R0041/2026-03-28/Q001/SRC01/E01¶
Anthropic reports 70-85% sycophancy reduction in Claude 4.5 family using multi-turn behavioral audits and reinforcement learning training.
URL: https://www.anthropic.com/news/protecting-well-being-of-users
Extract¶
Anthropic began evaluating Claude for sycophancy in 2022 and has steadily refined training, testing, and reduction methods. Claude 4.5 Opus scored 70-85% lower on sycophancy measures compared to Opus 4.1. Evaluation uses multi-turn behavioral audits where one Claude model acts as "auditor" engaging another across dozens of exchanges, with a separate "judge" model grading performance.
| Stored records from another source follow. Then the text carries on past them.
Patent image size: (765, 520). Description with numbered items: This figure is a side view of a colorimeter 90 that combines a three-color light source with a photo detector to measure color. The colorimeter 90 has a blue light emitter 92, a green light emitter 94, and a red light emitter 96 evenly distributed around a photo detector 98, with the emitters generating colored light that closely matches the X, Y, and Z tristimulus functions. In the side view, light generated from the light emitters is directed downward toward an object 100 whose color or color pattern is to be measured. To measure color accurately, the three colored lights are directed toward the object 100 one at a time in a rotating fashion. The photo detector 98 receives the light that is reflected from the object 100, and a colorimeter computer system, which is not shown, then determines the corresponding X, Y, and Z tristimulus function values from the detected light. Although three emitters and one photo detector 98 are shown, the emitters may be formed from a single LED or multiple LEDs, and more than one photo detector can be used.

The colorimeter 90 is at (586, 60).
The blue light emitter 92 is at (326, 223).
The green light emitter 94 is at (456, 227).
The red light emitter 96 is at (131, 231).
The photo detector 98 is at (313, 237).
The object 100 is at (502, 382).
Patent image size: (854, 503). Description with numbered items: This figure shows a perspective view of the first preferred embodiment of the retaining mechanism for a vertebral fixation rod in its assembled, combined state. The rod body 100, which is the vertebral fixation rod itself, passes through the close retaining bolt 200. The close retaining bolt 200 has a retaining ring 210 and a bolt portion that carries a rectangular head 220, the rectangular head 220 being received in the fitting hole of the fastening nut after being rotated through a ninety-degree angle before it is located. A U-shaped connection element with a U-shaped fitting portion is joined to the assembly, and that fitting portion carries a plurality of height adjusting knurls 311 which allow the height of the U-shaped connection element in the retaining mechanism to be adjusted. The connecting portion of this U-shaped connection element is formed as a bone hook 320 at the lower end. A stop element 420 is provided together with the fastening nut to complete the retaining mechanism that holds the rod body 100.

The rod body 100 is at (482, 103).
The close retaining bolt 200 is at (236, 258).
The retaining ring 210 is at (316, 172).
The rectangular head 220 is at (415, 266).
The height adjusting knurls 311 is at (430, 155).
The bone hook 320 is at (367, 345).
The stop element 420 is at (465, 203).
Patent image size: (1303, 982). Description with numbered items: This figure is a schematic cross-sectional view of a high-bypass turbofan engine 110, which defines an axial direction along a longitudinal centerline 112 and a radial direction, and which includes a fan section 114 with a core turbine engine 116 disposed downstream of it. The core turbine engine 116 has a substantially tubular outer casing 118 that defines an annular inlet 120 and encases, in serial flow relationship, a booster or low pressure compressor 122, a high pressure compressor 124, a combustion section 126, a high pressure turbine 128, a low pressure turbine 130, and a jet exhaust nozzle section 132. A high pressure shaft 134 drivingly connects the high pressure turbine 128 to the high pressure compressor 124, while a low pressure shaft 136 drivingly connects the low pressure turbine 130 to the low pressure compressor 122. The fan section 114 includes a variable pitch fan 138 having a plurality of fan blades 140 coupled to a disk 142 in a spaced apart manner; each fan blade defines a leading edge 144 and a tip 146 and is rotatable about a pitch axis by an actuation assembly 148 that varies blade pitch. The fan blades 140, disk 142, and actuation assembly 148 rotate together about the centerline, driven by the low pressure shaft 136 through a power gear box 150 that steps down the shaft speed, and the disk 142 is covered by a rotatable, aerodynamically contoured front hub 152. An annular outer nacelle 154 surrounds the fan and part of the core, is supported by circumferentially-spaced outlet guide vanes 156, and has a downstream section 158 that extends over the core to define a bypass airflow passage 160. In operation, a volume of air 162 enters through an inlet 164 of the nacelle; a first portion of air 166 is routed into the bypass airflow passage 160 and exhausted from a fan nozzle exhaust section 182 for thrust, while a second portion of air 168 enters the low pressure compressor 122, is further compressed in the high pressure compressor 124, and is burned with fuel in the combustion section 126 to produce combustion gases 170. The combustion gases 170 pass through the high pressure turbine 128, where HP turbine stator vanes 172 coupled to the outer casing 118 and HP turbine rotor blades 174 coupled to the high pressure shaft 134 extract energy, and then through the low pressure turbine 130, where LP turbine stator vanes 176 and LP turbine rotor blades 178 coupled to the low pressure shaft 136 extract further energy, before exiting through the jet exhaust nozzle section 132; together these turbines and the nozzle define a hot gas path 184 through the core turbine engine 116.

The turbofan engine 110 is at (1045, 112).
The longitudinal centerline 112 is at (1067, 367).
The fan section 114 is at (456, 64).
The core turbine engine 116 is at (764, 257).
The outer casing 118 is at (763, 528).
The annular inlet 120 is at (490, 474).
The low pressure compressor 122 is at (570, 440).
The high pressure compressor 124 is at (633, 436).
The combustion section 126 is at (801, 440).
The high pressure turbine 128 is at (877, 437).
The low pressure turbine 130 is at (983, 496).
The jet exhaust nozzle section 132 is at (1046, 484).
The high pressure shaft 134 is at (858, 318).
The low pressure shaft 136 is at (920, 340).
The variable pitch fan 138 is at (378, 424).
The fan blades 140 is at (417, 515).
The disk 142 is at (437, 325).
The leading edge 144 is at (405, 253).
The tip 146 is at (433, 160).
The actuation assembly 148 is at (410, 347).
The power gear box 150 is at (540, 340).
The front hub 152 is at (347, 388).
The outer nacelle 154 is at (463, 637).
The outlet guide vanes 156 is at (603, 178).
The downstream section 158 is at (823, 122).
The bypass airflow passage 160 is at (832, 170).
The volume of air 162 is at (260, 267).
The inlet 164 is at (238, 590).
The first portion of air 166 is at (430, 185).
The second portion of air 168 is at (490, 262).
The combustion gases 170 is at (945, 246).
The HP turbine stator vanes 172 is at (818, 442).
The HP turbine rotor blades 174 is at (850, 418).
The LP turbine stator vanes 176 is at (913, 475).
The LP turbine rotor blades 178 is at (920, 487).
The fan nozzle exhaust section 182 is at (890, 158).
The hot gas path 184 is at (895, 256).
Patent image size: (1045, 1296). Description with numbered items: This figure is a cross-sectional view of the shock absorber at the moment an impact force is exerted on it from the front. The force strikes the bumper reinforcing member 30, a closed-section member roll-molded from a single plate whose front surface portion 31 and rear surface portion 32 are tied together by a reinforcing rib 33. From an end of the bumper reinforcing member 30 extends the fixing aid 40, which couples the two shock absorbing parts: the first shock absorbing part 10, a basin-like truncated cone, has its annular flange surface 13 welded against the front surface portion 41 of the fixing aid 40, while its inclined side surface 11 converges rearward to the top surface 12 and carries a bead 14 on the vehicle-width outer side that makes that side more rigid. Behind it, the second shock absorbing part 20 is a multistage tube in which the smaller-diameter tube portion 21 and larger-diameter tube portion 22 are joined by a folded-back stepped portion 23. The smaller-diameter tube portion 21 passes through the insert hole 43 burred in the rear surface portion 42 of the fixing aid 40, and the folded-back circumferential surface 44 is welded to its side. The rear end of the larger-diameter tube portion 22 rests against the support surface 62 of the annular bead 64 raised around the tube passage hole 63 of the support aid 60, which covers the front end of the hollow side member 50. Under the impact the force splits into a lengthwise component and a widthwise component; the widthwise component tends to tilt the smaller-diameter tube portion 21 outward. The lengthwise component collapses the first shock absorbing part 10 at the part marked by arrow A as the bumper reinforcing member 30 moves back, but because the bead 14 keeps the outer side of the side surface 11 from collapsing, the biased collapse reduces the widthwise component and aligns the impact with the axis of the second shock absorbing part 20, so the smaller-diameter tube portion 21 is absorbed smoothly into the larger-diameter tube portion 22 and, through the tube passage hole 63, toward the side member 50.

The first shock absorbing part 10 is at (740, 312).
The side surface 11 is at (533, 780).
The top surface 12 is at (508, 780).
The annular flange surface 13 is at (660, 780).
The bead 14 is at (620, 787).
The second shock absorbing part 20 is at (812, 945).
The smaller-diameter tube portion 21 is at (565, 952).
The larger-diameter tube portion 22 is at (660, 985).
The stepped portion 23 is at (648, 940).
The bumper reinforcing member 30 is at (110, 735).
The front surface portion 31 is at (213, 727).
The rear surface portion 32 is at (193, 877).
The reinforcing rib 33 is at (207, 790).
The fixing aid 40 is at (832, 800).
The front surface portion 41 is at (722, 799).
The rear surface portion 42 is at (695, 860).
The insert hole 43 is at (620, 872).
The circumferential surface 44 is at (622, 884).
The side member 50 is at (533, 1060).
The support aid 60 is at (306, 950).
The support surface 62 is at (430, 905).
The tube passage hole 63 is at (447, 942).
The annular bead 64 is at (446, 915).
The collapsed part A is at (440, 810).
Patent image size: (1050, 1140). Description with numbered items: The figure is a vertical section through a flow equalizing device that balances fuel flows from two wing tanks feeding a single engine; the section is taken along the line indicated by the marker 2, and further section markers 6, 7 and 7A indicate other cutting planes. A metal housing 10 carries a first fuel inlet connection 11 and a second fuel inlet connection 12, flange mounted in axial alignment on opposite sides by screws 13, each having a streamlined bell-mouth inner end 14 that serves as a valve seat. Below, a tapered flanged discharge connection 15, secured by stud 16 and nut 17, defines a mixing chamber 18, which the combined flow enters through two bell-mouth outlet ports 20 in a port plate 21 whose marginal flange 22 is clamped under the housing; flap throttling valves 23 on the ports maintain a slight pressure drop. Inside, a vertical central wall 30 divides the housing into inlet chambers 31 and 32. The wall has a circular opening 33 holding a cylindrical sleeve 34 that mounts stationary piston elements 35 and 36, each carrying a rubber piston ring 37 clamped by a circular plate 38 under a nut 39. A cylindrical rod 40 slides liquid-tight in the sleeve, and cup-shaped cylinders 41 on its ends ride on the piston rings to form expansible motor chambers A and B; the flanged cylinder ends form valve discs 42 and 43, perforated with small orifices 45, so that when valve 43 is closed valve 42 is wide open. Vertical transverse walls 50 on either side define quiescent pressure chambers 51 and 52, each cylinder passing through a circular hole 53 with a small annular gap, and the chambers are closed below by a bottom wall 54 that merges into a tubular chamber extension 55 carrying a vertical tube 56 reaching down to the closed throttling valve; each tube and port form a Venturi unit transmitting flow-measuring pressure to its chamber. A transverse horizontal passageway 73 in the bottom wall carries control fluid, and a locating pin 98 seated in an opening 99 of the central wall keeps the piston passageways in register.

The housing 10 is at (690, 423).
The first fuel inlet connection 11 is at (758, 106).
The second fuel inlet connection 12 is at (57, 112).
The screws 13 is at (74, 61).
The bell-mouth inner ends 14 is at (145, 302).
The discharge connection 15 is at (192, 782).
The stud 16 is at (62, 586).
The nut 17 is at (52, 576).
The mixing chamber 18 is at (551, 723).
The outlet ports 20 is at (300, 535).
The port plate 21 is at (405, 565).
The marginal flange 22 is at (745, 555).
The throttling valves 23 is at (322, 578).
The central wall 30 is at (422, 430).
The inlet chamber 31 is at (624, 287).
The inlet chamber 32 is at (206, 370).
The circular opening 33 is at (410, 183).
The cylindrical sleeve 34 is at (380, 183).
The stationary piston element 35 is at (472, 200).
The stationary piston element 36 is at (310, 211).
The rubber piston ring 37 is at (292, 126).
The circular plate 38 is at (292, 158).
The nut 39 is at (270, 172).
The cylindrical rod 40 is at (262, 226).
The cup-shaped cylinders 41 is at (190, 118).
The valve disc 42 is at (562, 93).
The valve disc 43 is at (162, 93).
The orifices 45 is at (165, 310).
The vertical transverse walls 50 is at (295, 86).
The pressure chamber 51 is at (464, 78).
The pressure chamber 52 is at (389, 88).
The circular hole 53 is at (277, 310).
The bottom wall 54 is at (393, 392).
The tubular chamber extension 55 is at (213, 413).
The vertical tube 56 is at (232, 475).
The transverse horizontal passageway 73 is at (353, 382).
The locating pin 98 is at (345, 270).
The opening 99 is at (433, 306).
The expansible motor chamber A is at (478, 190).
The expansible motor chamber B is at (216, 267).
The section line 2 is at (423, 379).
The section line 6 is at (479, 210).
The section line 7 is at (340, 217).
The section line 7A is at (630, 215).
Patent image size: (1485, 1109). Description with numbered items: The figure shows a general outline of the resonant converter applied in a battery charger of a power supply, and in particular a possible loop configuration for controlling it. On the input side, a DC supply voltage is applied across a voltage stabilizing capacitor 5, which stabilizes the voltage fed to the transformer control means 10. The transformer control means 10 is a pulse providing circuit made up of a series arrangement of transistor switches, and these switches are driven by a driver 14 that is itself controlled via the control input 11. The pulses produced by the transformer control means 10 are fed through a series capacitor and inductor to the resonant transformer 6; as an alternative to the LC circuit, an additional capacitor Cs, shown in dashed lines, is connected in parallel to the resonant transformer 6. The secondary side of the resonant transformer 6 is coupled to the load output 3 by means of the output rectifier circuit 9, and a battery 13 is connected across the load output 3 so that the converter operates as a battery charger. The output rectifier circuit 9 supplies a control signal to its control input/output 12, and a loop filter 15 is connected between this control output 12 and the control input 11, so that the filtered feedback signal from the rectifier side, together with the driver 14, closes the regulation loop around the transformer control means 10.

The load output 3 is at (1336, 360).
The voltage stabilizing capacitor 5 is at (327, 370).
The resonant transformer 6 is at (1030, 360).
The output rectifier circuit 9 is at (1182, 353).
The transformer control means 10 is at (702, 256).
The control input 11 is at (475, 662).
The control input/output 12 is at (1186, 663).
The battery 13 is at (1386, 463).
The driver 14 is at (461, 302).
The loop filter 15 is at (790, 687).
Human spot-checks verify accuracy. Claude 4.5 shows "dramatically fewer instances of encouragement of user delusion, a kind of extreme form of sycophancy." Reinforcement learning training rewards appropriate responses to sensitive topics. System prompts include guidance: "Don't be a sycophant!" The protections appear integrated across Claude.ai universally, with no enterprise-exclusive features mentioned.
Relevance to Hypotheses¶
| Hypothesis | Relationship | Strength |
|---|---|---|
| H1 | Supports | Demonstrates significant vendor investment in sycophancy reduction with quantified results, though not as a distinct enterprise feature |
| H2 | Contradicts | Conclusively shows Anthropic is actively targeting sycophancy reduction |
| H3 | Supports | Sycophancy reduction is achieved through model training (RL), not enterprise configuration; "no enterprise-exclusive features mentioned" |
Context¶
The 70-85% figure is self-reported by Anthropic and measured against their own earlier models. Independent verification of this specific claim was not found. The evaluation methodology (multi-turn audits) is publicly documented through the Petri tool.
Notes¶
The phrase "Don't be a sycophant!" appearing in system prompts suggests sycophancy reduction is partly achieved through prompt engineering at the system level, not solely through model architecture changes.